REVIEWS: Adele Myers, Cedar Lake awe-inspiring
Performances by Adele Myers and Dancers and Cedar Lake Contemporary Ballet provide some thought-provoking and awe-inspiring moments during the American Dance Festival’s fourth week.
Cedar Lake Contemporary Ballet turns in strong performances as dancers inhabit the different worlds of three choreographers.
On Saturday, at Durham Performing Arts Center, Hofesh Shechter’s “Violet Kid,” presents an often violent world in which people struggle. Ominous sounds, dark storm clouds (smoke) and intermittent darkness help create the atmosphere. A dancer pointing his hand like a gun to the head of a man on his knees marks the first sign of violence. Dancers also fight each other. There’s a sense of panic as though people are trying to escape danger. A man grabs a woman by the waist and they run as though pursued by demons. There are also some strange, beautiful movements as hunched-over dancers scramble low to the floor while their hands reach high in scribbling motions. This movement also has a primitive quality like early man before he could walk upright. Finally, a moment of calm with slow, soft music – but it’s still dark onstage. Then, that ominous sound again as the dance ends.
In Crystal Pite’s “Ten Duets on a Theme of Rescue,” five dancers deliver compelling performances filled with caring gestures. A dancer spins as he carries a woman draped over his shoulder. A man bends under his partner’s arm as though finding shelter there. And, in the most dramatic “rescue,” a man runs for his life, trying to grab onto a woman’s hand extended far behind her. When he finally does, he collapses.
In the world premiere of Emanuel Gat’s “Ida?,” dim lighting and the low sound of Beethoven’s “Piano Sonata No. 32, Op.111,” help create a somewhat mysterious and private sense of looking in on a group of people. There is so much group emphasis that individual connections stand out. A man seems to be glued to his partner. A woman, on her stomach, holds onto a man’s ankle as he walks backwards. The sound of a woman repeatedly calling “Ida?” becomes a mysterious, haunting refrain. Where is Ida? Actually, she’s right there dancing with other company members to pull off this challenging work. The dance ends with dancers standing close together, perhaps signifying the close-knit group they have become in creating this work. They bend, lean, stand straight, and then, as though on cue, lower their arms.

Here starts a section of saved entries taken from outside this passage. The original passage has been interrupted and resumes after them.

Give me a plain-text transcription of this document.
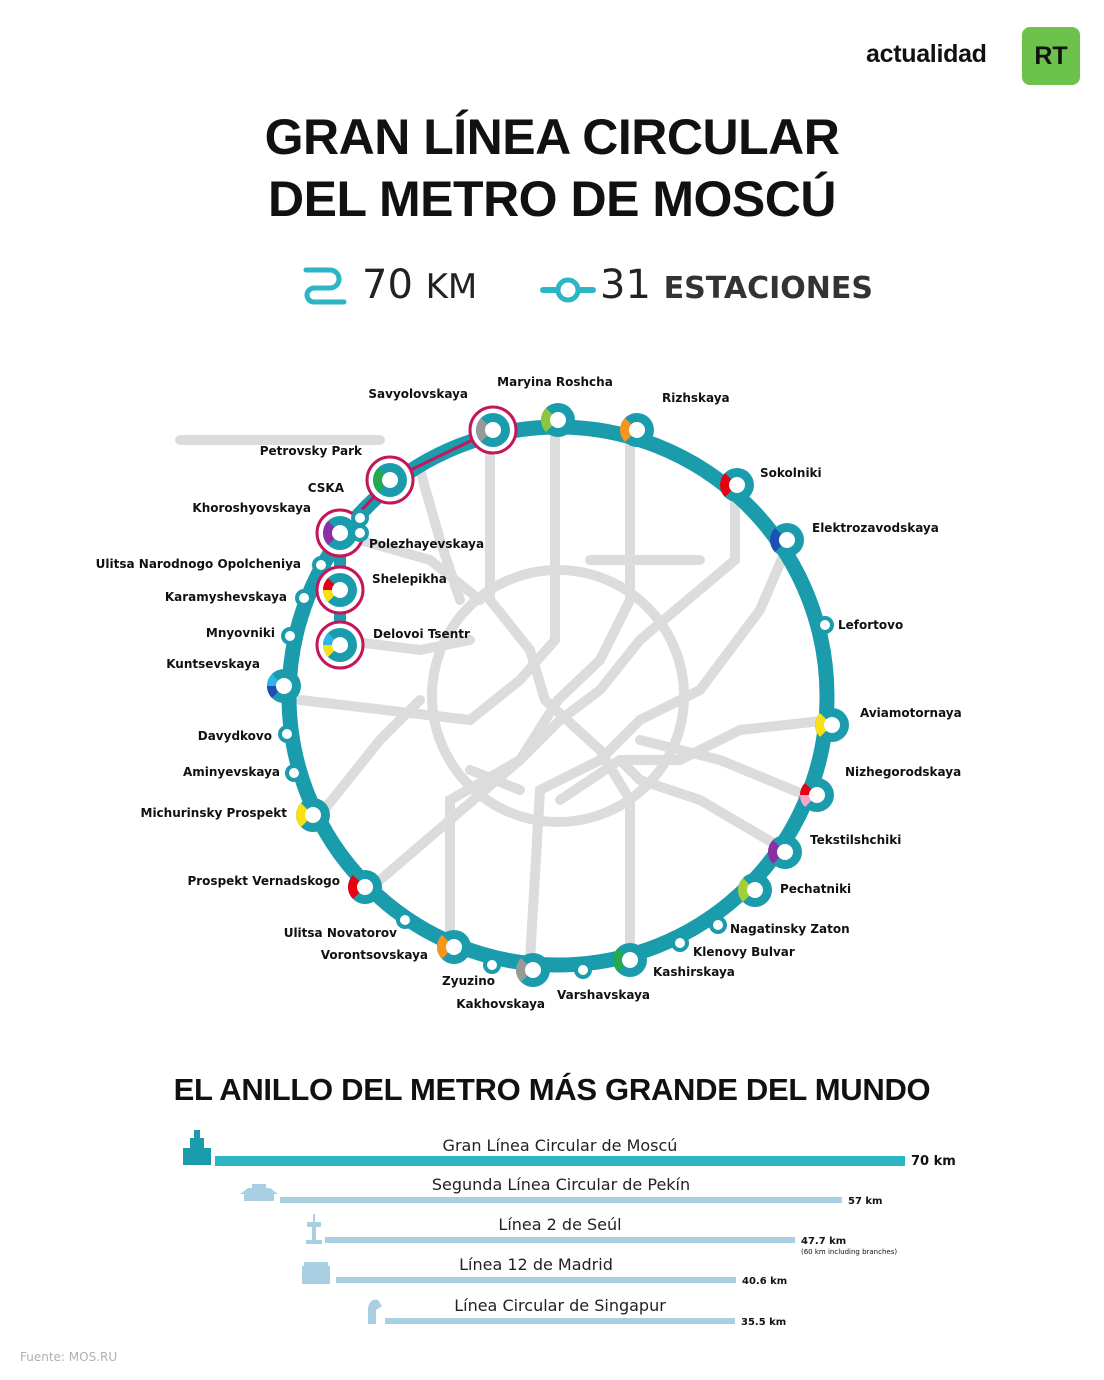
actualidad	RT
GRAN LÍNEA CIRCULAR
DEL METRO DE MOSCÚ
70 KM	31 ESTACIONES
Maryina Roshcha
Rizhskaya
Sokolniki
Elektrozavodskaya
Lefortovo
Aviamotornaya
Nizhegorodskaya
Tekstilshchiki
Pechatniki
Nagatinsky Zaton
Klenovy Bulvar
Kashirskaya
Varshavskaya
Kakhovskaya
Zyuzino
Vorontsovskaya
Ulitsa Novatorov
Prospekt Vernadskogo
Michurinsky Prospekt
Aminyevskaya
Davydkovo
Kuntsevskaya
Mnyovniki
Karamyshevskaya
Ulitsa Narodnogo Opolcheniya
Khoroshyovskaya
CSKA
Petrovsky Park
Savyolovskaya
Polezhayevskaya
Shelepikha
Delovoi Tsentr
EL ANILLO DEL METRO MÁS GRANDE DEL MUNDO
Gran Línea Circular de Moscú
70 km
Segunda Línea Circular de Pekín
57 km
Línea 2 de Seúl
47.7 km
(60 km including branches)
Línea 12 de Madrid
40.6 km
Línea Circular de Singapur
35.5 km
Fuente: MOS.RU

Adele Myers and Dancers performance of Myers’ “Einstein’s Happiest Thought,” on Wednesday at Reynolds Industries Theater, would probably have made Einstein smile because gravity plays a big role in this work. Also, Einstein’s “happiest thought” inspired the dance. This thought has to do with the different ways in which people experience time and space in relation to gravity.
The dance is an experiment in defying gravity and also resonates in terms of human experience in maintaining balance while meeting life’s challenges and also in taking risks as a way to change and grow. As The Walker, Morgan Griffin helps define the space as she takes almost imperceptible steps while carrying the end of a long rope suspended behind her. At one point, dancers have to leap over the rope. Those dancers, Tara Burns, Raphaelle Kessedjian, Kellie Lynch, and Amber Morgan meet all challenges as they push themselves to the brink of falling. For instance, they lean way back and windmill their arms in a blur of motion to counteract gravity’s strong pull. One dancer even performs fearless moves on a short ladder. Sitting on top, she pushes with one foot against a rung so that the ladder lowers into a split and so does she. She also balances on her stomach on the top of the ladder and slowly, with the help of gravity and an extremely flexible spine, sinks lower and closer to the ladder until she’s aligned snuggly against it. The dance ends as she stands triumphantly on top of the ladder then gets off and pulls the ladder behind her as she exits.